Face à la montée de l’extrême droite en Europe, quels sont les enjeux pour la communauté LGBTQIA+ en Belgique ?

par Ambre Tytgat

À l’approche du mois des fiertés, les maisons Arc-en-ciel de Wallonie Bruxelles s’organisent pour donner de la visibilité à la communauté LGBTQIA+. Même si la Belgique obtient un score de 78,47% en ce qui concerne le respect des droits et l’égalité, ces actions restent indispensables pour lutter contre les discriminations que subissent, encore, les personnes queers.

« Parfois ça n’est engendré que par la peur et donc une fois qu’on désamorce celle-ci, c’est beaucoup plus facile », Valentine préparant la Pride du 18 mai. © Ambre Tytgat,2024

Les maisons Arc-en-ciel accueillent et accompagnent les personnes victimes de violences dû à leur orientation sexuelle et/ou leur identité de genre.

Valentine Degosserie, animatrice de la maison Arc-enciel de Charleroi explique comment cela se déroule pour la structure de sa région : « Les ressources dépendent du type de discrimination, si par exemple un problème arrive dans le sein d’une entreprise on peut contacter Unia, une organisation belge pour la défense des droits humains, ou l’Institut pour l’égalité des femmes et des hommes qui sont donc des instances qui gèrent les lois anti-discrimination. On a aussi un contact assez privilégié avec le chef de corps de la police de Charleroi qui est le référent des crimes de haine. »
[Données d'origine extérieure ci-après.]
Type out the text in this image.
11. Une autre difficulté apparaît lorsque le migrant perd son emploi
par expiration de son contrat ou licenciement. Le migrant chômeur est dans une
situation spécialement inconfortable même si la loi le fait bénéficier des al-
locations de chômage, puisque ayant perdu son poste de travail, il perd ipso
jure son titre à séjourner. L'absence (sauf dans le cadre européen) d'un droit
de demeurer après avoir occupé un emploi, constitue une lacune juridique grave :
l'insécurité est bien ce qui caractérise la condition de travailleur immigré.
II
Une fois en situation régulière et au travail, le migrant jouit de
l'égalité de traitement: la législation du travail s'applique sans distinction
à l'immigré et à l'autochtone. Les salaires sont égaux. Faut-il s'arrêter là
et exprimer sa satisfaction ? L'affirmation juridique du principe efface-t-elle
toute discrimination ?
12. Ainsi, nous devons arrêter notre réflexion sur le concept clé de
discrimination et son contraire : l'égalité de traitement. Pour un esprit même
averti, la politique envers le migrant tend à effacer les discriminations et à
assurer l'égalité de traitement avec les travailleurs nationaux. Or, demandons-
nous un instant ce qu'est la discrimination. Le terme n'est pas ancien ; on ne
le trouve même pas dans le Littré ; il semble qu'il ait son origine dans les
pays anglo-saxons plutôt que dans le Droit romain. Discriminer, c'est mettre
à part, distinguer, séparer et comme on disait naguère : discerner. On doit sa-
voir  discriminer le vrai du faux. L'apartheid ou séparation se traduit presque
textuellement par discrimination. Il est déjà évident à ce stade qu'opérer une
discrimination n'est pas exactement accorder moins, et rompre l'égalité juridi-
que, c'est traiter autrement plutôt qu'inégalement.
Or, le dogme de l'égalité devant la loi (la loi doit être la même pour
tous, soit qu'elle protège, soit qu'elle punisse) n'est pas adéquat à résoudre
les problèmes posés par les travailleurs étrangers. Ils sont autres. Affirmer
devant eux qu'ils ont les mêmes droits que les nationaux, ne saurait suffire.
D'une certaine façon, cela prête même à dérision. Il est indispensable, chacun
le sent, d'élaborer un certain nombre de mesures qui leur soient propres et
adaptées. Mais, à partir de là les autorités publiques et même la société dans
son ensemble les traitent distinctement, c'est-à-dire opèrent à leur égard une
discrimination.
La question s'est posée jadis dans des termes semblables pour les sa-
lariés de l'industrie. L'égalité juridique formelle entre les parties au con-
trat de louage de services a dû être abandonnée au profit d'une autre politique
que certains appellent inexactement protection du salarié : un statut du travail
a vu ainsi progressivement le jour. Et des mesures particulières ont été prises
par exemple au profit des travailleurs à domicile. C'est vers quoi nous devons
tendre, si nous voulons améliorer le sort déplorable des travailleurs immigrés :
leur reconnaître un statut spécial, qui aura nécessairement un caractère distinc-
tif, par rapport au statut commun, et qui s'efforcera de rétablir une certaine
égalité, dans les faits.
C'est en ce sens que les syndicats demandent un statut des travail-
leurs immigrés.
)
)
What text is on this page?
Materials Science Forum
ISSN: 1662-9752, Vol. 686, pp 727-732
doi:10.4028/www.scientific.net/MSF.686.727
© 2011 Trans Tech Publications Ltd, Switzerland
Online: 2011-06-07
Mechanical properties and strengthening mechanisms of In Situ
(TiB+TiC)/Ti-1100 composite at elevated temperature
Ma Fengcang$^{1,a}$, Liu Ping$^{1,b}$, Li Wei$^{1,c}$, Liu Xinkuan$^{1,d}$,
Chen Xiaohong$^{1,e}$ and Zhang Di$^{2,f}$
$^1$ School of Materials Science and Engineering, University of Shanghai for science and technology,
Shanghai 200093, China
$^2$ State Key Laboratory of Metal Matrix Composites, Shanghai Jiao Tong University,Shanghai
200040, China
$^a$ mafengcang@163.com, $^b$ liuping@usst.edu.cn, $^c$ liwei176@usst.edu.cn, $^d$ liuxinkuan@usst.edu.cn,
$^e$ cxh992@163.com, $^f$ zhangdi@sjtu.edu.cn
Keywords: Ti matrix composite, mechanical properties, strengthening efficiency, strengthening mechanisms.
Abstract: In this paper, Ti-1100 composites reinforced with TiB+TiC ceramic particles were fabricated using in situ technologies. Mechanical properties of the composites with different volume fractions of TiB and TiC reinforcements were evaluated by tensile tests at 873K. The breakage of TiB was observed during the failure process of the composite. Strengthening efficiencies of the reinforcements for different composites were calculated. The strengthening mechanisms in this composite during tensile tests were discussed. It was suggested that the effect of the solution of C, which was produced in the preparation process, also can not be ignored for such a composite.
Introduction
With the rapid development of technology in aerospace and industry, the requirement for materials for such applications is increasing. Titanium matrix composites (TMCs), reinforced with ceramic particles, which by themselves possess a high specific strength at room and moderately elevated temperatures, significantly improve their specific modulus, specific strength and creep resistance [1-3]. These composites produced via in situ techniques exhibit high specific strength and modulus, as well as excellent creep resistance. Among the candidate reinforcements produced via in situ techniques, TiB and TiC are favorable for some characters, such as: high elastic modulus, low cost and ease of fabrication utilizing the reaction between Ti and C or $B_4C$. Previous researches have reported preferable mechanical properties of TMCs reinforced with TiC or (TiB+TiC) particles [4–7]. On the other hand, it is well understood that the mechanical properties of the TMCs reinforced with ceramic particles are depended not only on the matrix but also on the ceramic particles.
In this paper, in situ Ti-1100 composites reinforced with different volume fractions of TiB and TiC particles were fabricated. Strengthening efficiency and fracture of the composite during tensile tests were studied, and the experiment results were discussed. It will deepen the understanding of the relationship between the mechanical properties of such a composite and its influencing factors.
« Pour nous, il est essentiel de demander les pronoms de chacun dès la première rencontre, car toute personne peut être non conforme à la binarité de notre société. »

 

La LGBTQIA+ phobie est, sans aucun, doute en constante augmentation, pour Valentine. D’après elle, cette croissance est due essentiellement à la présence grandissante de la communauté sur les réseaux sociaux. « Quand j’en parle avec ma maman, elle me raconte qu’à l’époque, on savait qu’il y avait des gays, mais on n’en parlait pas vraiment. Maintenant la communauté a plus de visibilité. D’un côté, c’est bien, mais de l’autre, ça attise encore plus la haine de certaines personnes. » Il faut dire que l’algorithme sur les réseaux sociaux n’est pas toujours un allié. Les personnes haineuses se retrouvent sur les mêmes groupes, et en raison de leurs mauvaises intentions, discriminent et se confortent entre elles.

« La LGBTQIA+ phobie croît dans l’ombre des réseaux sociaux. »

Pour contrer les problématiques rencontrées, les maisons Arc-en-ciel organisent différents ateliers : « Nous faisons des animations de sensibilisation, mais aussi des interventions. Par exemple, la dernière était une réunion de parents dans une école. On fait aussi des journées spécifiques telles que la « Pride », ou la journée de la visibilité trans. » nous explique Valentine. Elle ajoute ensuite : « Éduquer certains parents sur le sujet est difficile, je pense tout de même que toutes les activités de sensibilisation que l’on fait peuvent aider. Mais, que ce soit des personnes plus âgées ou plus jeunes, cela ne change rien à la problématique, si la personne est butée et que c’est compliqué de lui faire entendre raison, notre seule solution c’est de dire que les discriminations sont punies par la loi. »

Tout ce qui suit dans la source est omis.